Opini
Perlukah Menghidupkan Lagi Bioskop di Aceh?
Sebagai perbandingannya beliau menyatakan bahwa beberapa negara di Timur Tengah seperti Arab Saudi yang notabene negara Islam
Oleh Dr. Yuni Roslaili Usman, M.A, Dosen UIN Ar-Raniry Banda Aceh
Baru-baru ini Menteri Agama RI, Fachrul Razi melemparkan wacana menghidupkan kembali bioskop di Aceh. Sebagai perbandingannya beliau menyatakan bahwa beberapa negara di Timur Tengah seperti Arab Saudi yang notabene negara Islam, juga memiliki bioskop di negaranya. Di Aceh bisa saja diusulkan untuk memisah atau membuat sekat antara laki-laki dan perempuan (Serambi Indonesia, 1 Februari 2020).
Dalam wawancara bersama Tribun Network itu, Menteri Agama memuji keterbukaan dan sikap toleransi yang sedang terjadi di Timur Tengah. Bersikap terlalu menutup diri dari perubahan tidak mampu menghadirkan Islam yang rahmatan lil `alamin, jelas beliau.
Menonton film di bioskop dapat menambah pengetahuan dan wawasan tentang perkembangan dunia luar. Untuk konteks Aceh, kehadiran bioskop di Aceh memberikan kesempatan kepada masyarakat yang kurang mampu untuk menambah wawasan dan pengetahuan mereka, di saat orang- orang kaya di negeri ini bisa pergi ke kota kota lain untuk menonton di bioskop (Serambi Indonesia, 1 Februari 2020).
Di sisi lain, wacana ini dipandang kontra produktif oleh TA Khalid. Nampaknya kontra produktif yang dimaksud adalah keberadaan bioskop tidak memberikan efek manfaat atas keberlangsungan penerapan syariat Islam secara kaffah di Aceh, bahkan sebaliknya. Menurut anggota DPR RI asal Aceh ini, yang seharusnya yang menjadi fokus Menteri Agama untuk Aceh adalah bagaimana syariat Islam ini bisa diimplementasikan secara menyeluruh baik dalam roda pemerintahan maupun dalam setiap nafas masyarakat Aceh (Serambi Indonesia, 3 Februari 2020).

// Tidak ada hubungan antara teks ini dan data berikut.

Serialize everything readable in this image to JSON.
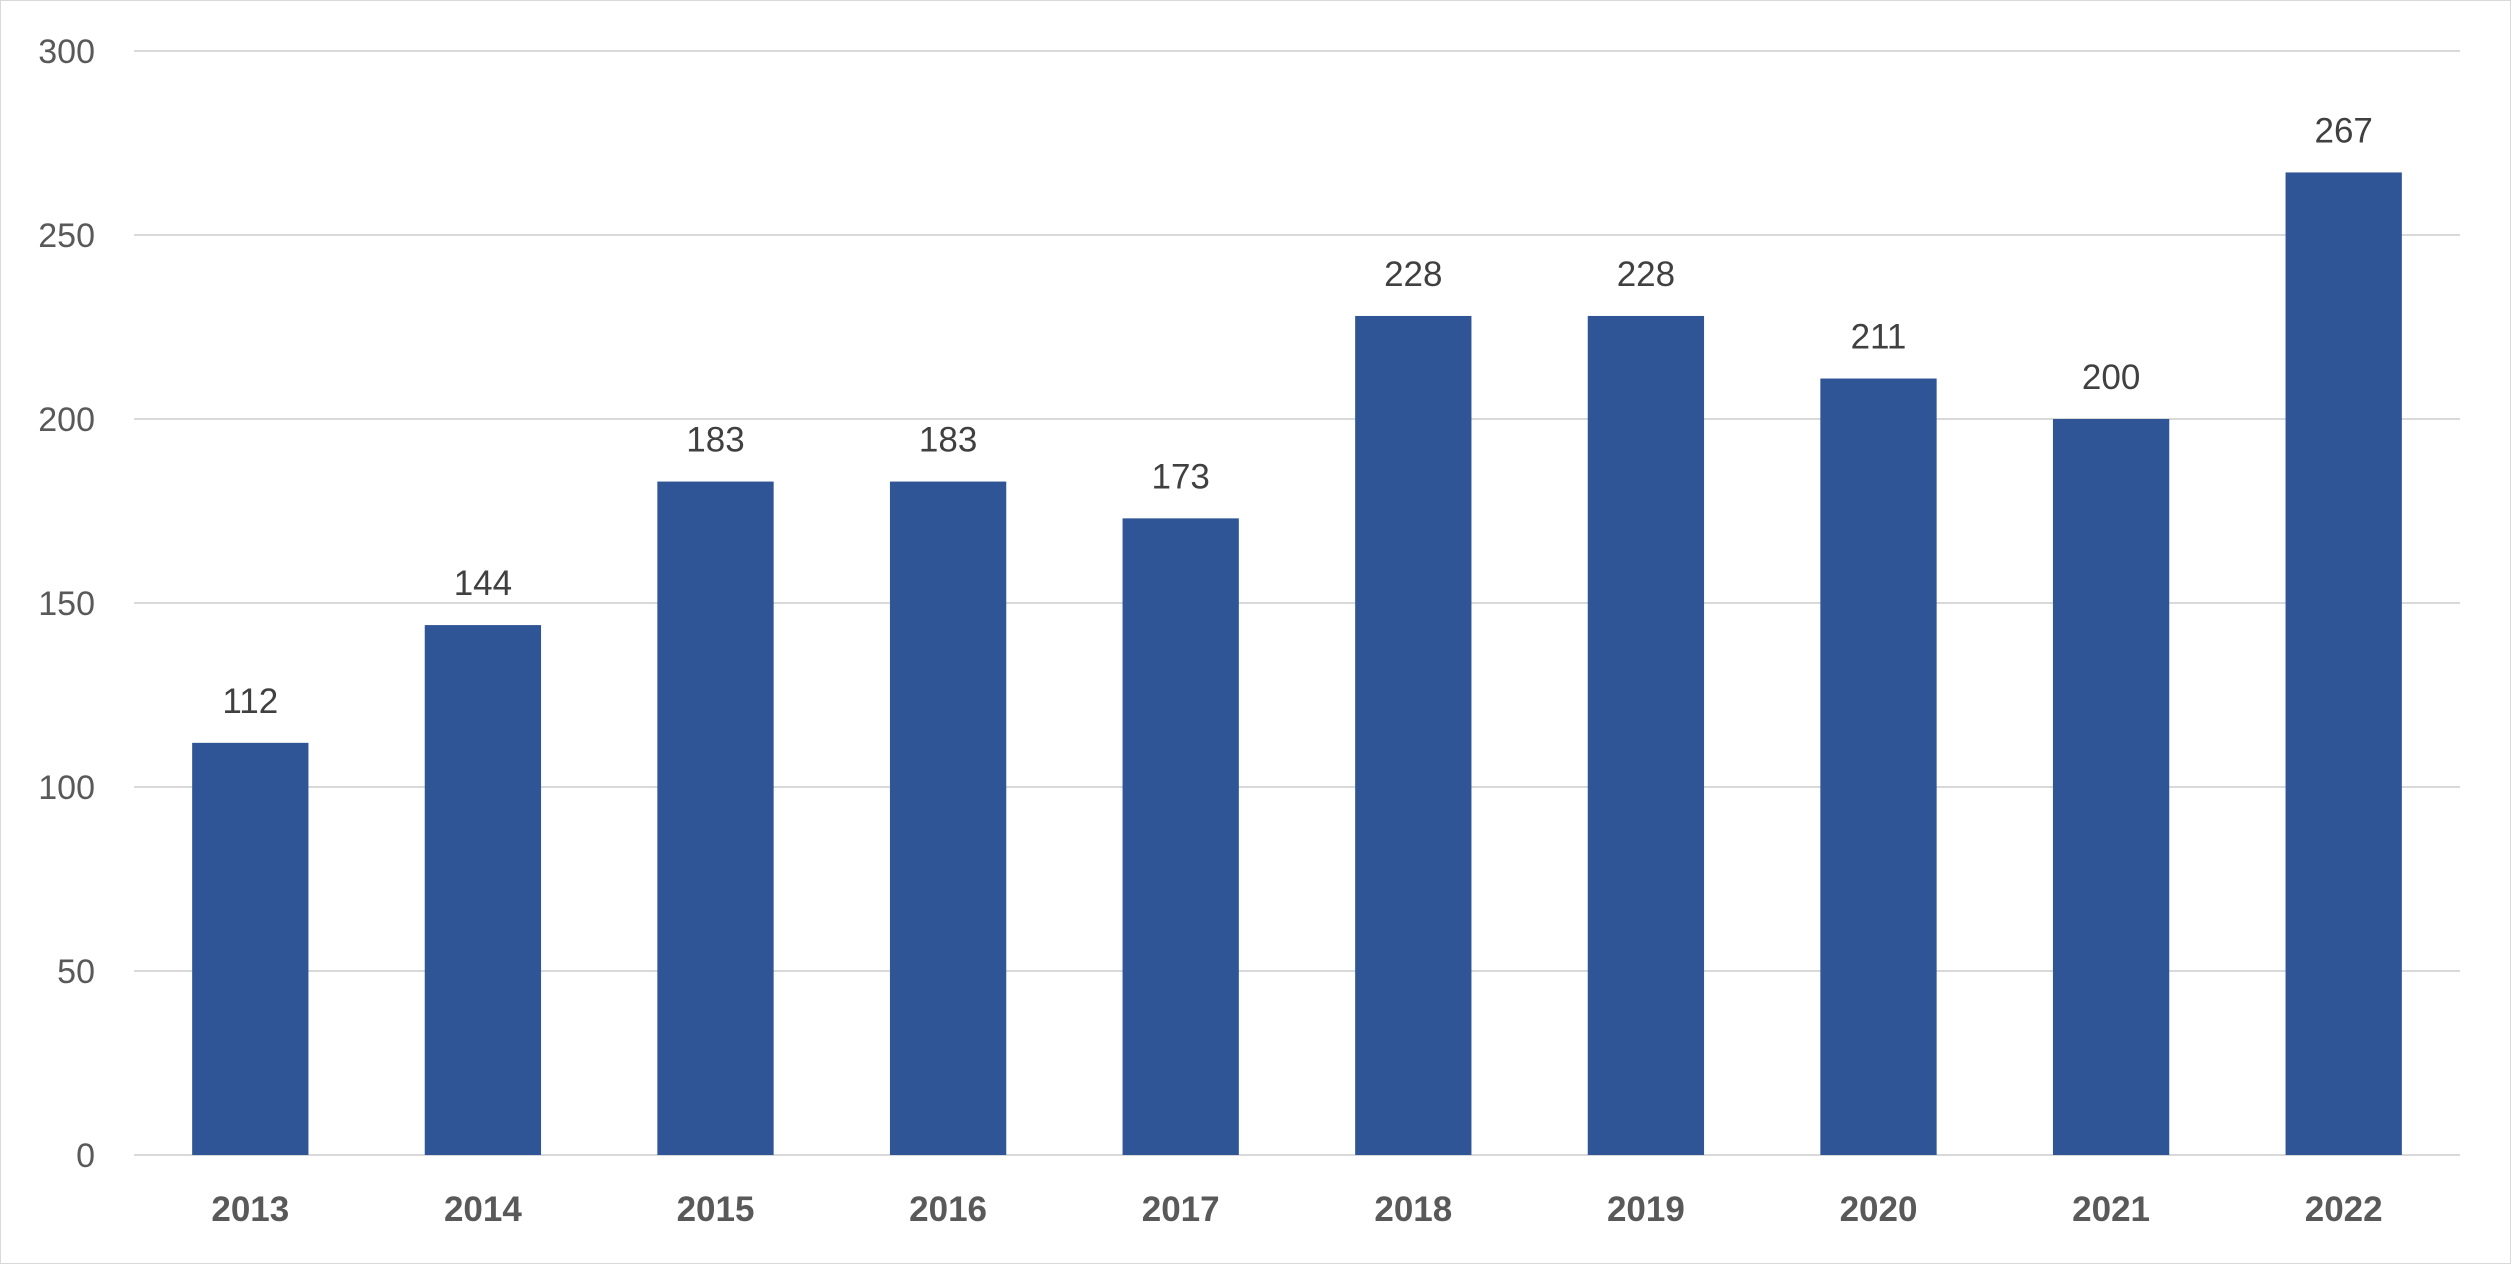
{
  "chart_data": {
    "type": "bar",
    "title": "",
    "xlabel": "",
    "ylabel": "",
    "categories": [
      "2013",
      "2014",
      "2015",
      "2016",
      "2017",
      "2018",
      "2019",
      "2020",
      "2021",
      "2022"
    ],
    "values": [
      112,
      144,
      183,
      183,
      173,
      228,
      228,
      211,
      200,
      267
    ],
    "ylim": [
      0,
      300
    ],
    "yticks": [
      0,
      50,
      100,
      150,
      200,
      250,
      300
    ],
    "grid": true,
    "legend": "none",
    "data_labels": true,
    "bar_color": "#2F5597"
  }
}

Selain alasan ini, agaknya yang perlu didiskusikan juga adalah apakah keberadaan bioskop masih urgent seiring perkembangan teknologi bahwa tanpa bioskop nyatanya masyarakat tetap bisa mendapatkan hiburan film melalui berbagai media lain seperti TV, VCD, Internet, dan bahkan handphone yang ada dalam genggaman mereka.
Sejarah bioskop
Keberadaan bioskop pertama di Aceh dimulai sejak pemerintah kolonial Belanda berkuasa dengan nama "Atjeh Bioscoop", satu-satunya pusat tontonan film-film Eropa. Atjeh Bioscoop dibangun Belanda di sisi barat Taman Vredespak yang kini dikenal sebagai Taman Sari Bustanussalatin, atau di sisi utara Esplanade Koetaradja yang sekarang dinamai Lapangan Blang Padang, Banda Aceh.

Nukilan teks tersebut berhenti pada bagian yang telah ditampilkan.